Safety and Quality > Our Work > Safety in e-Health > Cumulative hospital-level antibiogram

Health service organisations need to monitor antimicrobial use and resistance as a part of the National Safety and Quality Health Service Standards.

Antibiograms are tables of antimicrobial susceptibilities. They are used to inform local empirical antimicrobial recommendations and formulary management. Antibiograms should be available to clinicians and groups who are responsible for local antimicrobial therapy guidelines.

The Commission supports national standardisation of antibiograms at the hospital level.Specification for hospital-level cumulative antibiogram

In 2012 and 2013, the Commission developed a specification for hospital-level cumulative antibiograms for local surveillance of antimicrobial resistance. Specification of both the clinical and technical elements of cumulative antibiograms will support antimicrobial prescribing and antimicrobial stewardship in general. Specification of the cumulative antibiogram will also support national surveillance, mapping and monitoring of antimicrobial resistance.

Specification for Hospital Cumulative Antibiograms

Development of the hospital-level cumulative antibiogram

First roundtable, 2012

The first expert roundtable in 2012 was to introduce the Commission’s proposal on the hospital-level cumulative antibiogram, and to understand current approaches to monitoring antimicrobial resistance.

Outcomes from the roundtable were that standardised antibiograms should:

  • Be appropriate for use by a hospital’s antimicrobial stewardship team to determine antibiotic policy for that hospital – antibiograms are not intended to be provided to a wider audience
  • Be consistent with guidelines from the Clinical and Laboratory Standards Institute
  • Comprise data from all wards of the hospital, including outpatients and emergency department
  • Provide a list of bacteria and a list of antimicrobials to be reported
  • Provide rules for accumulating numbers (for hospitals with small numbers of isolates) – for example, reporting by genus rather than species
  • Specify how many isolates were tested against later-line antibiotics, if susceptibility to later-line antibiotics is tested only because the species or genus is resistant to first-line antibiotics
  • Include standardised advice on commentary, which will be an intrinsic component of the antibiogram, and may include colour coding or symbols
  • Stratify results by patient age groups.

Agenda and presentations from the December 2012 Expert Roundtable:

Cumulative Antibiogram Expert Roundtable Agenda 11 December 2012 (PDF 40KB)

Overview of AMR and AMS in Australia, Dr Marilyn Cruickshank, Australian Commission on Safety and Quality in Healthcare (PDF 2.6MB)

Site Presentation Hunter New England Local Health District, Dr Patrick Harris (PDF 1MB)

Site Presentation Centre for Queensland Health Related Infection Surveillance and Prevention (CHRISP), Ms Louise Davis (PDF 612KB)

Site Presentation South Australia Department of Health, Dr Morgyn Warner (PDF 670KB)

Sullivan Nicolaides Pathology, Dr Jenny Robson (PDF 613KB)

Analysis of current cumulative antibiograms, Ms Siobhan McFadden, Australian Commission on Safety and Quality in Healthcare (PDF 450KB)

Second roundtable, 2013

The second expert roundtable reviewed and commented on the draft specification for the hospital-level cumulative antibiogram.

Participants included members from each state and territory, private hospitals, microbiology and laboratory sectors.

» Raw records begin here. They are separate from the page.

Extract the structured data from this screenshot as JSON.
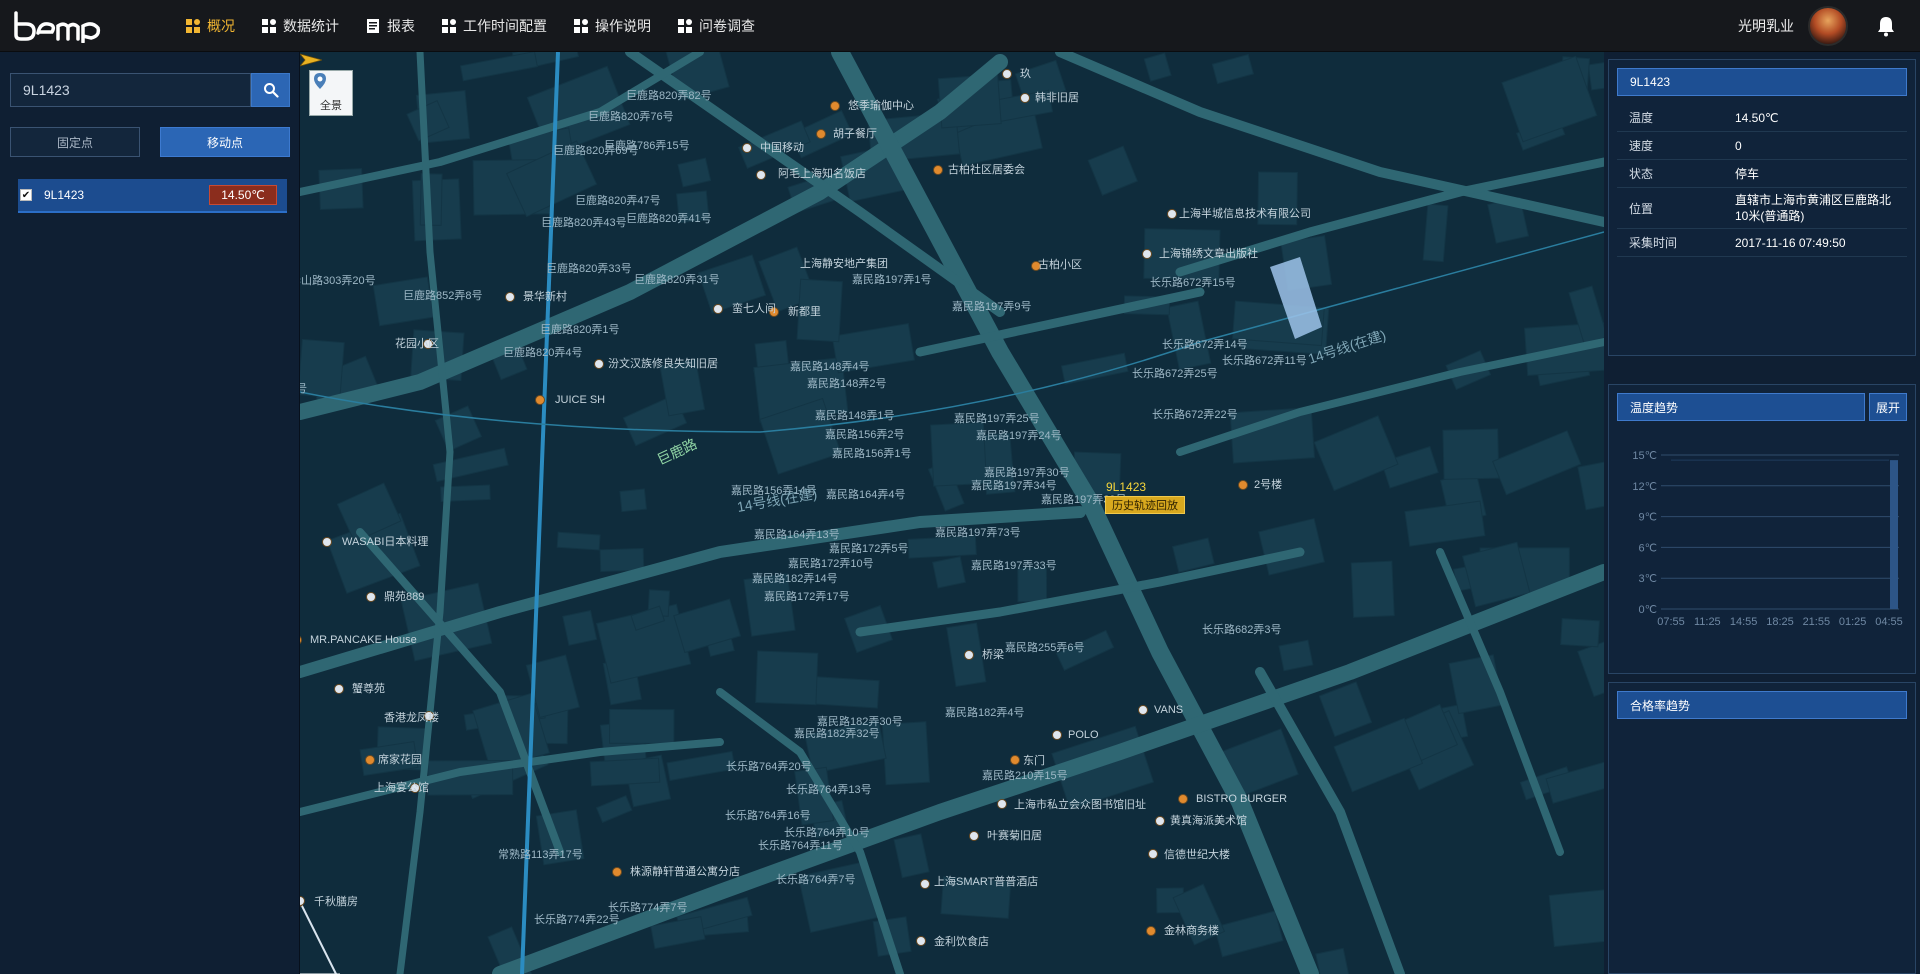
{
  "nav": {
    "items": [
      {
        "label": "概况",
        "icon": "dashboard-icon",
        "active": true
      },
      {
        "label": "数据统计",
        "icon": "grid-icon"
      },
      {
        "label": "报表",
        "icon": "report-icon"
      },
      {
        "label": "工作时间配置",
        "icon": "grid-icon"
      },
      {
        "label": "操作说明",
        "icon": "grid-icon"
      },
      {
        "label": "问卷调查",
        "icon": "grid-icon"
      }
    ],
    "company": "光明乳业"
  },
  "left": {
    "search_value": "9L1423",
    "tab_fixed": "固定点",
    "tab_moving": "移动点",
    "vehicle": {
      "name": "9L1423",
      "temp": "14.50℃"
    }
  },
  "map": {
    "pano_label": "全景",
    "marker_label": "9L1423",
    "history_btn": "历史轨迹回放",
    "road_labels": [
      {
        "text": "巨鹿路820弄82号"
      },
      {
        "text": "巨鹿路820弄76号"
      },
      {
        "text": "巨鹿路820弄69号"
      },
      {
        "text": "巨鹿路786弄15号"
      },
      {
        "text": "巨鹿路820弄47号"
      },
      {
        "text": "巨鹿路820弄43号"
      },
      {
        "text": "巨鹿路820弄41号"
      },
      {
        "text": "巨鹿路820弄33号"
      },
      {
        "text": "巨鹿路820弄31号"
      },
      {
        "text": "华山路303弄20号"
      },
      {
        "text": "巨鹿路852弄8号"
      },
      {
        "text": "巨鹿路820弄1号"
      },
      {
        "text": "巨鹿路820弄4号"
      },
      {
        "text": "嘉民路197弄1号"
      },
      {
        "text": "嘉民路197弄9号"
      },
      {
        "text": "嘉民路148弄4号"
      },
      {
        "text": "嘉民路148弄2号"
      },
      {
        "text": "嘉民路148弄1号"
      },
      {
        "text": "嘉民路156弄2号"
      },
      {
        "text": "嘉民路156弄1号"
      },
      {
        "text": "嘉民路197弄25号"
      },
      {
        "text": "嘉民路197弄24号"
      },
      {
        "text": "嘉民路156弄14号"
      },
      {
        "text": "嘉民路164弄4号"
      },
      {
        "text": "嘉民路197弄30号"
      },
      {
        "text": "嘉民路197弄34号"
      },
      {
        "text": "嘉民路197弄39号"
      },
      {
        "text": "嘉民路164弄13号"
      },
      {
        "text": "嘉民路172弄5号"
      },
      {
        "text": "嘉民路197弄73号"
      },
      {
        "text": "嘉民路172弄10号"
      },
      {
        "text": "嘉民路197弄33号"
      },
      {
        "text": "嘉民路182弄14号"
      },
      {
        "text": "嘉民路172弄17号"
      },
      {
        "text": "嘉民路255弄6号"
      },
      {
        "text": "嘉民路182弄4号"
      },
      {
        "text": "嘉民路182弄30号"
      },
      {
        "text": "嘉民路182弄32号"
      },
      {
        "text": "长乐路764弄20号"
      },
      {
        "text": "长乐路764弄13号"
      },
      {
        "text": "嘉民路210弄15号"
      },
      {
        "text": "长乐路764弄16号"
      },
      {
        "text": "长乐路764弄10号"
      },
      {
        "text": "长乐路764弄11号"
      },
      {
        "text": "常熟路113弄17号"
      },
      {
        "text": "长乐路764弄7号"
      },
      {
        "text": "长乐路774弄22号"
      },
      {
        "text": "长乐路774弄7号"
      },
      {
        "text": "长乐路672弄15号"
      },
      {
        "text": "长乐路672弄14号"
      },
      {
        "text": "长乐路672弄11号"
      },
      {
        "text": "长乐路672弄25号"
      },
      {
        "text": "长乐路672弄22号"
      },
      {
        "text": "长乐路682弄3号"
      },
      {
        "text": "7号"
      }
    ],
    "pois": [
      {
        "text": "悠季瑜伽中心"
      },
      {
        "text": "韩非旧居"
      },
      {
        "text": "玖"
      },
      {
        "text": "胡子餐厅"
      },
      {
        "text": "中国移动"
      },
      {
        "text": "阿毛上海知名饭店"
      },
      {
        "text": "古柏社区居委会"
      },
      {
        "text": "上海半城信息技术有限公司"
      },
      {
        "text": "上海锦绣文章出版社"
      },
      {
        "text": "上海静安地产集团"
      },
      {
        "text": "古柏小区"
      },
      {
        "text": "景华新村"
      },
      {
        "text": "蛮七人间"
      },
      {
        "text": "新都里"
      },
      {
        "text": "花园小区"
      },
      {
        "text": "汾文汉族修良失知旧居"
      },
      {
        "text": "JUICE SH"
      },
      {
        "text": "WASABI日本料理"
      },
      {
        "text": "鼎苑889"
      },
      {
        "text": "MR.PANCAKE House"
      },
      {
        "text": "蟹尊苑"
      },
      {
        "text": "香港龙凤楼"
      },
      {
        "text": "席家花园"
      },
      {
        "text": "上海宴公馆"
      },
      {
        "text": "桥梁"
      },
      {
        "text": "东门"
      },
      {
        "text": "POLO"
      },
      {
        "text": "VANS"
      },
      {
        "text": "2号楼"
      },
      {
        "text": "上海市私立会众图书馆旧址"
      },
      {
        "text": "叶赛菊旧居"
      },
      {
        "text": "BISTRO BURGER"
      },
      {
        "text": "黄真海派美术馆"
      },
      {
        "text": "信德世纪大楼"
      },
      {
        "text": "株源静轩普通公寓分店"
      },
      {
        "text": "上海SMART普普酒店"
      },
      {
        "text": "金利饮食店"
      },
      {
        "text": "金林商务楼"
      },
      {
        "text": "千秋膳房"
      }
    ],
    "street_names": [
      {
        "text": "巨鹿路"
      },
      {
        "text": "14号线(在建)"
      },
      {
        "text": "14号线(在建)"
      }
    ]
  },
  "right": {
    "info_title": "9L1423",
    "rows": [
      {
        "k": "温度",
        "v": "14.50℃"
      },
      {
        "k": "速度",
        "v": "0"
      },
      {
        "k": "状态",
        "v": "停车"
      },
      {
        "k": "位置",
        "v": "直辖市上海市黄浦区巨鹿路北10米(普通路)"
      },
      {
        "k": "采集时间",
        "v": "2017-11-16 07:49:50"
      }
    ],
    "trend_title": "温度趋势",
    "expand_label": "展开",
    "pass_title": "合格率趋势"
  },
  "chart_data": {
    "type": "line",
    "title": "温度趋势",
    "x": [
      "07:55",
      "11:25",
      "14:55",
      "18:25",
      "21:55",
      "01:25",
      "04:55"
    ],
    "y_ticks": [
      "15℃",
      "12℃",
      "9℃",
      "6℃",
      "3℃",
      "0℃"
    ],
    "ylim": [
      0,
      15
    ],
    "series": [
      {
        "values": [
          14.5,
          14.5,
          14.5,
          14.5,
          14.5,
          14.5,
          14.5
        ]
      }
    ],
    "grid": true
  },
  "colors": {
    "accent": "#f2b632",
    "primary": "#2b66b5",
    "alert": "#8b2d1d",
    "map_bg": "#0e2a3a",
    "road": "#2f6773"
  }
}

Participants provided feedback on the draft and gave examples of antibiograms that were incorporated into the final draft.

The Expert Roundtable recommended that the Specification for Hospital-Level Cumulative Antibiograms be produced for each calendar year. The antibiograms should summarise susceptibilities of individual patients’ first isolates separately from non-urine (all other body sites), urine and blood isolates (if there are sufficient numbers to provide statistically reliable data).

Specifically, it was recommended that:

  • For non-urine isolates, for each calendar year, susceptibilities should be reported for at least the 5 most commonly isolated species, regardless of numbers isolated, and for all isolates where the number tested is greater than 30
  • For urine isolates, for each calendar year, at least the 3 most commonly isolated species with their susceptibilities should be reported, regardless of numbers isolated, and for all isolates where the number tested is greater than 30
  • Susceptibilities should be reported for any species isolated more than 30 times in blood cultures
  • For each year, the frequency of certain specified microorganism–antimicrobial susceptibility combinations should be listed (‘signal resistances’)
  • The cumulative antibiogram should include emergency department (and perhaps outpatient) isolates.